Let Maine imaginations wander.



"What Is a Family?" (30 seconds)

This might be the starkest, line-in-the-sand spot of all. Pastor Ken Graves, wearing a flannel shirt, rumbles the message in no-nonsense terms: "So what is a family? Well, I think that has been settled for us many centuries before we came along."

We cut a happy, bouncy family and he continues to rumble: "It's a father and a mother and children."

Then, a kind of brilliant stroke appears: we cut to mommy and daddy duck, and ducklings, swimming away in a river. The pastor wryly notes: "Even nature knows what family is. But all of a sudden our state government has determined that it's something else. I encourage you to vote yes on Question 1, to preserve marriage."

The spot ends abruptly – no superimposed message, no sponsoring group -- and it's pretty powerful in its spareness.

So having deconstructed the advertising, and with the election at hand, where do things stand? Nate Silver at fivethirtyeight.com says: "Time to play oddsmaker. I'd lay about 3 to 1 against the marriage ban passing. But it's liable to fairly close -- clearly a winnable campaign for conservatives and a losable one for liberals . . . "

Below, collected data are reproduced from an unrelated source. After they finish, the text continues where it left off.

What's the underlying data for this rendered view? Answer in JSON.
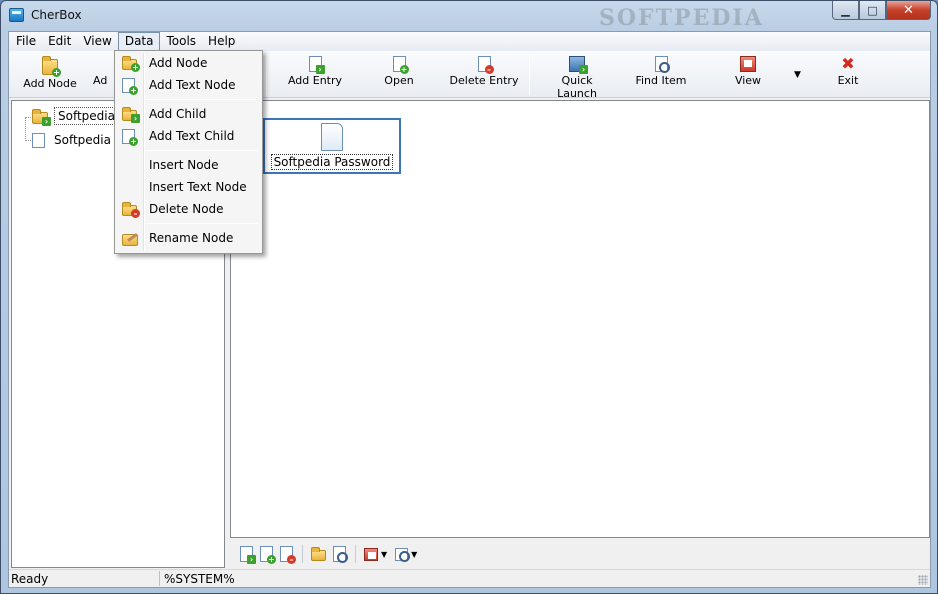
{
  "window": {
    "title": "CherBox",
    "watermark": "SOFTPEDIA",
    "caption": {
      "minimize": "▁",
      "maximize": "□",
      "close": "✕"
    }
  },
  "menubar": {
    "items": [
      {
        "label": "File"
      },
      {
        "label": "Edit"
      },
      {
        "label": "View"
      },
      {
        "label": "Data"
      },
      {
        "label": "Tools"
      },
      {
        "label": "Help"
      }
    ]
  },
  "toolbar": {
    "add_node": "Add Node",
    "add_partial": "Ad",
    "add_entry": "Add Entry",
    "open": "Open",
    "delete_entry": "Delete Entry",
    "quick_launch": "Quick Launch",
    "find_item": "Find Item",
    "view": "View",
    "exit": "Exit",
    "dropdown_arrow": "▼"
  },
  "data_menu": {
    "items": [
      {
        "label": "Add Node",
        "icon": "folder-add-icon"
      },
      {
        "label": "Add Text Node",
        "icon": "page-add-icon"
      },
      {
        "label": "Add Child",
        "icon": "folder-child-icon"
      },
      {
        "label": "Add Text Child",
        "icon": "page-child-icon"
      },
      {
        "label": "Insert Node",
        "icon": ""
      },
      {
        "label": "Insert Text Node",
        "icon": ""
      },
      {
        "label": "Delete Node",
        "icon": "folder-delete-icon"
      },
      {
        "label": "Rename Node",
        "icon": "rename-icon"
      }
    ]
  },
  "tree": {
    "nodes": [
      {
        "label": "Softpedia",
        "type": "folder",
        "selected": true
      },
      {
        "label": "Softpedia",
        "type": "text"
      }
    ]
  },
  "entries": [
    {
      "name": "Softpedia Password"
    }
  ],
  "bottom_toolbar": {
    "arrow": "▼"
  },
  "status": {
    "state": "Ready",
    "user": "%SYSTEM%"
  },
  "colors": {
    "selection_border": "#3b76b9",
    "title_gradient": "#b9cde3",
    "delete_red": "#d23a2a",
    "add_green": "#3aa12c"
  }
}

Overall -- although the gap has closed -- most polls show that most Americans are still opposed to gay marriage. So if Silver's handicapping is right, and the ban loses in Maine, I'd say that the advertising had a lot to do with it.

Could it be that progressives have finally cracked the code on this classic wedge issue?

If so, maybe the expression with its own Wikipedia entry -- So goes Maine, so goes the nation -- might live again.